Notable speakers on the second day of the protest include, the founder of Odua People’s Congress, Fredrick Fasheun, human rights activist; Femi Falana, and the convener of the Save Nigeria Group  (SNG); Tunde Bakare, who called for the resignation of President Goodluck Jonathan and his entire cabinet.

Mr Bakare recalled how the SNG, just a year ago,used protest to ensure the emergence of the then Vice-President as acting President after a cabal refused him the right to take over power from ailing President Umaru Yar’Adua.

According to Mr Bakare, ”this President (Goodluck Jonathan) now says he is ready for any protest and we assure him that we the great people of Nigeria will not cease protest until he rescinds the price of fuel to N65 and fights corruption or steps aside.

”Jonathan lacks the intellectual capacity to rule this great nation” he added.

Other speakers were musicians such as Pasuma, Dede Mabiaku, Eedris Abdulkareem, Igbo-rapper, All Nigga Raw and Nollywood actor; Desmond Elliot.

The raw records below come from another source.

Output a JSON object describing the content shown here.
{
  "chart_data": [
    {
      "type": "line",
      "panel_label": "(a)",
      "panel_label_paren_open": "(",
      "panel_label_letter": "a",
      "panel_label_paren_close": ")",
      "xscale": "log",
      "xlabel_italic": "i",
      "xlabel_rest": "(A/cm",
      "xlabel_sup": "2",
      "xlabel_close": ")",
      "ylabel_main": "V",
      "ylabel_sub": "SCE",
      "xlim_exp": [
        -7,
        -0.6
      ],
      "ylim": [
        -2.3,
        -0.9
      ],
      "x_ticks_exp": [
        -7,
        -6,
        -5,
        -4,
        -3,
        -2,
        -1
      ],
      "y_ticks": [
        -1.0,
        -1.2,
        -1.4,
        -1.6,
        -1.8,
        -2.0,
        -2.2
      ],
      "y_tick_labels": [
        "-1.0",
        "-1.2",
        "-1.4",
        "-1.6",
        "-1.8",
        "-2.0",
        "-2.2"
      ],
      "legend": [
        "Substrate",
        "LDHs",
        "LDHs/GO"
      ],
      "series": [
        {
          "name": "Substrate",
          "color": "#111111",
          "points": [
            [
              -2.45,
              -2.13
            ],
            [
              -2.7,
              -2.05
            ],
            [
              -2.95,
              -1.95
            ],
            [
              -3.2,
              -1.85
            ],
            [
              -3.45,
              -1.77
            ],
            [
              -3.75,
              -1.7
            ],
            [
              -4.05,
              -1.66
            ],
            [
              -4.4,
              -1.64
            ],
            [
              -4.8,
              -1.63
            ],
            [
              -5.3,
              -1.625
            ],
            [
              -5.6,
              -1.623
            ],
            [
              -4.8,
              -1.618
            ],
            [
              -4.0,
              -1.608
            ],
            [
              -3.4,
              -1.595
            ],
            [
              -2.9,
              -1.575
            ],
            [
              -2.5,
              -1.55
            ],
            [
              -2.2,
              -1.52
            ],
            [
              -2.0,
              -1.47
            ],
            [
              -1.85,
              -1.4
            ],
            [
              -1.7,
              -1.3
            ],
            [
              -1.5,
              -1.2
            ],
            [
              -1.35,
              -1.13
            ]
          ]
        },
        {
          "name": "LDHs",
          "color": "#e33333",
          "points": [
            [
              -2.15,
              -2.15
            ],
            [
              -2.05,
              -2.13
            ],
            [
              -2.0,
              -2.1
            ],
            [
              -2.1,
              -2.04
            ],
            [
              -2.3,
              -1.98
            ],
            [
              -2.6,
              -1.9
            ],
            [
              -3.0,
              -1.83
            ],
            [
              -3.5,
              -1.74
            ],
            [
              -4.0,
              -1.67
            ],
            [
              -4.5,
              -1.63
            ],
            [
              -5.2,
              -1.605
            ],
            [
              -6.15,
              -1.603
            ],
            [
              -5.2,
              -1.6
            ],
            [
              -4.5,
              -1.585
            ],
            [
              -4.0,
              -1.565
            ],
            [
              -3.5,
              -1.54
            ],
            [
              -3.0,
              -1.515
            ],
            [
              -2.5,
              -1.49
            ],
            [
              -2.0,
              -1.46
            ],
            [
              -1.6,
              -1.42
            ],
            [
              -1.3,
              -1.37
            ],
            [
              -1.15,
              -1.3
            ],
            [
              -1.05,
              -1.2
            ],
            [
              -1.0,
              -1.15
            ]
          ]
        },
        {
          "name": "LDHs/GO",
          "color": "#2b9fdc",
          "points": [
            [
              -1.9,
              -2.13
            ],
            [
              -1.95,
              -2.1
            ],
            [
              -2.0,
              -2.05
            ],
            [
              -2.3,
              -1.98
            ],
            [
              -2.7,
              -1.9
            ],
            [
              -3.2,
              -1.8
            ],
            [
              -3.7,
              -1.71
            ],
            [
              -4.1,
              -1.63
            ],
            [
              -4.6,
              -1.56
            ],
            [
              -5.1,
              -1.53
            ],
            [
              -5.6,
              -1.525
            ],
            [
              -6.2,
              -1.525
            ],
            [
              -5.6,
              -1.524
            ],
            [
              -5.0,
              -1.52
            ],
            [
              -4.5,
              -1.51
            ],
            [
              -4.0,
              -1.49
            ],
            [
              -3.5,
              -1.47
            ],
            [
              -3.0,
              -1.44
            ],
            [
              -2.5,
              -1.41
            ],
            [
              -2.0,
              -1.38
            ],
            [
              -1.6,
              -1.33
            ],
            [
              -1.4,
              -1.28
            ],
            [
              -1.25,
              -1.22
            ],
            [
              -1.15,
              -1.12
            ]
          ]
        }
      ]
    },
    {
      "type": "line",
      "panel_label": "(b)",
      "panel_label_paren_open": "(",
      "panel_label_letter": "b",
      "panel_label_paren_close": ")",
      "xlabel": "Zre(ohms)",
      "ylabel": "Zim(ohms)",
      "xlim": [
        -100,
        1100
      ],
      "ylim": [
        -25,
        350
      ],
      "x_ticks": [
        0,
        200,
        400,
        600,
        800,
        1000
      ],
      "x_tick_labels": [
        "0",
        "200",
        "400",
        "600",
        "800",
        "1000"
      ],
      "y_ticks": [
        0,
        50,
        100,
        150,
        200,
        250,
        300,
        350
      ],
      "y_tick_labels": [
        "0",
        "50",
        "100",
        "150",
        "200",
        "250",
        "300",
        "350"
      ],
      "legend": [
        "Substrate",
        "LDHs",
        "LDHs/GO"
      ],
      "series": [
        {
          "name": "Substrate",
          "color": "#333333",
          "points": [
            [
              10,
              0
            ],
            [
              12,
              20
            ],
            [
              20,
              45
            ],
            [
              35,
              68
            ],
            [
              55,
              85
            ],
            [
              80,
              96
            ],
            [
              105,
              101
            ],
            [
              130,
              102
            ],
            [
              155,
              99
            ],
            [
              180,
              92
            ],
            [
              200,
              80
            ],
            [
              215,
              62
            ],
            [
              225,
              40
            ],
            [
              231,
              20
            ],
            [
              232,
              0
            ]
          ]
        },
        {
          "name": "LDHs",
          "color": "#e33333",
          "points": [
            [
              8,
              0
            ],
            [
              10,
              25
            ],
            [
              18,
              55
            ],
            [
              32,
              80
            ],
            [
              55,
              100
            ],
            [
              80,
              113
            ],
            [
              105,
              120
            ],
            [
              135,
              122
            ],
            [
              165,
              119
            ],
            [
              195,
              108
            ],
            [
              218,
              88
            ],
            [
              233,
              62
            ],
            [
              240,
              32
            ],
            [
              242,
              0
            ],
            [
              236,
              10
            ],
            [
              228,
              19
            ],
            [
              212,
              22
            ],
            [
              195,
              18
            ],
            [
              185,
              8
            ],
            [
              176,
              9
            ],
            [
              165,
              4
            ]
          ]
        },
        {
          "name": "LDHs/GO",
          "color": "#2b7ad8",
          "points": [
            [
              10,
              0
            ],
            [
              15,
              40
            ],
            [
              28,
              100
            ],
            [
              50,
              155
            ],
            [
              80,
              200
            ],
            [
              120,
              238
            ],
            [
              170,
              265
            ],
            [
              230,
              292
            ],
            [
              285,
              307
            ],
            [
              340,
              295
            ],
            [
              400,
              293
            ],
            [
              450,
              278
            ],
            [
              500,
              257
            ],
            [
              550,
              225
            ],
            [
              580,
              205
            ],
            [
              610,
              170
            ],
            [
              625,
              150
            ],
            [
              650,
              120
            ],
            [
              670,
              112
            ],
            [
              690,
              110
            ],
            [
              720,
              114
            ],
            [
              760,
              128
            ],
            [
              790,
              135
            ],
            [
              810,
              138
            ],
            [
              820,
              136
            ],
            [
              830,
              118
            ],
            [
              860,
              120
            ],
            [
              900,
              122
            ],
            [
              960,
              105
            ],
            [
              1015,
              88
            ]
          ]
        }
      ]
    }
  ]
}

They condemned the federal government and demanded that the price of fuel be reverted to the old price or ”no deal.”

Nigeria’s leading opposition party, the Action Congress of Nigeria (ACN) also joined in condemning the federal government and urged the President to ”listen to the voice of the people”, as expressed through what it called the  ”widely successful nationwide protests.”

The party made this known in a statement issued in Lagos by its National Publicity Secretary, Lai Mohammed, warning that ”the President should by now have realized that he had been deceived, or allowed himself to be deceived, by unscrupulous advisers into removing a non-existent subsidy and inflicting unnecessary pain on Nigerians.” 

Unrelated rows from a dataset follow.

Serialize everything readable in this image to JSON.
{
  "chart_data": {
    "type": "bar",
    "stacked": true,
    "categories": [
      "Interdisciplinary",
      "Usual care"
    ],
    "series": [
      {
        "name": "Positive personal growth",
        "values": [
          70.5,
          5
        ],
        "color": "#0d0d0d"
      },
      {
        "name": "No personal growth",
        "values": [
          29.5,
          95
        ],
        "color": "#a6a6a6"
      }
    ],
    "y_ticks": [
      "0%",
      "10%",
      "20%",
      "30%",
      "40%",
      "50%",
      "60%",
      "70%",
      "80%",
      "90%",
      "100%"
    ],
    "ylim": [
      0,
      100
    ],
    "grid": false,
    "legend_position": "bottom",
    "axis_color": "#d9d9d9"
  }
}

The party advised him to ”fire such advisers and retrace his steps.” 

It also hailed organised labour, civil society partners and advised them not to ”allow themselves to be railroaded into making a compromise that will not be in the interest of the people.” 

According to the party, the successful management of the ongoing protests by the labour groups so far, has ”redeemed their image.”

Many had expressed doubt at their (labour’s) ability to lead the people against the subsidy removal.

“Labour has now dispelled any doubt about their resolve and they should see this to the end,” the party said.